先日、小学校で授業を参観した。2年生の教室では、若手の教師がある児童に質問したところ、「先生、何を答えればいいの?」とその児童は困惑気味だった。教師の声は小さく、発問も明確ではなかった。
4年生の教室からは、廊下まで児童の活発に発言する声が聞こえていたが、入室して発言しているのは一部の児童だけということが分かった。ある児童が、的を射たことをつぶやいたが、中堅の教師は、その声を取り上げなかった。一人一人の児童の発言やつぶやきを大切にするという授業ではなかった。
6年生の教室に入ろうとすると2人の児童が廊下に座り込んでいる。「どうしたの?」と声を掛けると「自主的に、教室から出てきました」と言う。同行していた副校長先生が2人を教室に戻したが、ベテランの教師は2人に声も掛けず授業を続けていた。授業以前の児童理解を踏まえた丁寧な指導がなされていなかった。

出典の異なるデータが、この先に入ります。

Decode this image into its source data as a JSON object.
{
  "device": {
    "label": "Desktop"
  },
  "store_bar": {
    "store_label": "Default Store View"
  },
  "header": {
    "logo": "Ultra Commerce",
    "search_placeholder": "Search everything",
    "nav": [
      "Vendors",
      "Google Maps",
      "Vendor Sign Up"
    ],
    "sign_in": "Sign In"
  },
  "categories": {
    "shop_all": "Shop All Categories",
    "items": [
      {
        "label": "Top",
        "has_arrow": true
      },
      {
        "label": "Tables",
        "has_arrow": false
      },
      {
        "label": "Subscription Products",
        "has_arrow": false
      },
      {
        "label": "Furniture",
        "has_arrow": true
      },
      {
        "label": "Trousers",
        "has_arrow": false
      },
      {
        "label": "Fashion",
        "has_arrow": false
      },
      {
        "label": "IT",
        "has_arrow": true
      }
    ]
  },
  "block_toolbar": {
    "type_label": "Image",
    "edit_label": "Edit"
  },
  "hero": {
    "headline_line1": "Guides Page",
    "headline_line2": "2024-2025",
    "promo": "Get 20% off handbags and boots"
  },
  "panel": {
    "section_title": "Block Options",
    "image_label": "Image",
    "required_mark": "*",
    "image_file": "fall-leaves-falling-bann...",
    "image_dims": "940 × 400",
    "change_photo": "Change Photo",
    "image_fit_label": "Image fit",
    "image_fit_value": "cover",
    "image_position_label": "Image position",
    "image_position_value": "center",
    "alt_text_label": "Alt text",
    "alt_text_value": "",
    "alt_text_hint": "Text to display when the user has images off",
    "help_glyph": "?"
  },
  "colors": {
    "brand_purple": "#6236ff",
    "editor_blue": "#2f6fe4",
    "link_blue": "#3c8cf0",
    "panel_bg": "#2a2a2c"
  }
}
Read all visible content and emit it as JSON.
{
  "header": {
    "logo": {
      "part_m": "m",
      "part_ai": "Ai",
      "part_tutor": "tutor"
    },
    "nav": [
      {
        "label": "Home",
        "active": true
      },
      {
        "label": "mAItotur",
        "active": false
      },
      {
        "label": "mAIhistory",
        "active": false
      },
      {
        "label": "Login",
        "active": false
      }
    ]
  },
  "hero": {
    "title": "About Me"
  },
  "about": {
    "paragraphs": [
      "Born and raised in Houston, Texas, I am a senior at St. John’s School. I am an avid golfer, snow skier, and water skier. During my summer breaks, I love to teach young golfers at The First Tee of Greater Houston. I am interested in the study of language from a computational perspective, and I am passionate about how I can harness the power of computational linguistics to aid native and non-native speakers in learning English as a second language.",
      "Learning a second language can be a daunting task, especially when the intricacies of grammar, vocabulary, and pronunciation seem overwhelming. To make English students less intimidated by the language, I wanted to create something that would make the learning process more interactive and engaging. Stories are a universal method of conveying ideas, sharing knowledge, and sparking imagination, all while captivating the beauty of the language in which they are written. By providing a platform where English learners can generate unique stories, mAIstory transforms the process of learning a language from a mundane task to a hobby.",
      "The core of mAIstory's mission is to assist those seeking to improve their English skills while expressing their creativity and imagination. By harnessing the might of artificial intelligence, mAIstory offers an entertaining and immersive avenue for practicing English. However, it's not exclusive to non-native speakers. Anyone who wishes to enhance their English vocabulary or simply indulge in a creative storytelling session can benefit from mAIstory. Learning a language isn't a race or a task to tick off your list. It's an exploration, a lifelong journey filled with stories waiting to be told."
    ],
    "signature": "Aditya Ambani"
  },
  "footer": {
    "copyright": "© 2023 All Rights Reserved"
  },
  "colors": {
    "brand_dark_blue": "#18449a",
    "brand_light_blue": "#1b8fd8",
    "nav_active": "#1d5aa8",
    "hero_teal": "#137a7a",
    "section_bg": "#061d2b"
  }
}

今、多くの学校が、主体的・対話的で深い学びの視点やICTの活用を重視した授業改善に取り組んでいる。今回、授業を参観して考えてしまった。教師の経験や力量に違いはある。しかし、教師は絶えず自らの指導を振り返り、改善を続けていかなければ、多様化している子どもたちに確かな学力や豊かな人間性を育んでいくことはできない。
時代や子どもの変化に応じた「流行」の教育が求められるのは当然である。それを実現させるためには、教師としての基礎・基本である「不易」の部分が不可欠である。このような時だからこそ、凡事徹底を忘れてはならない。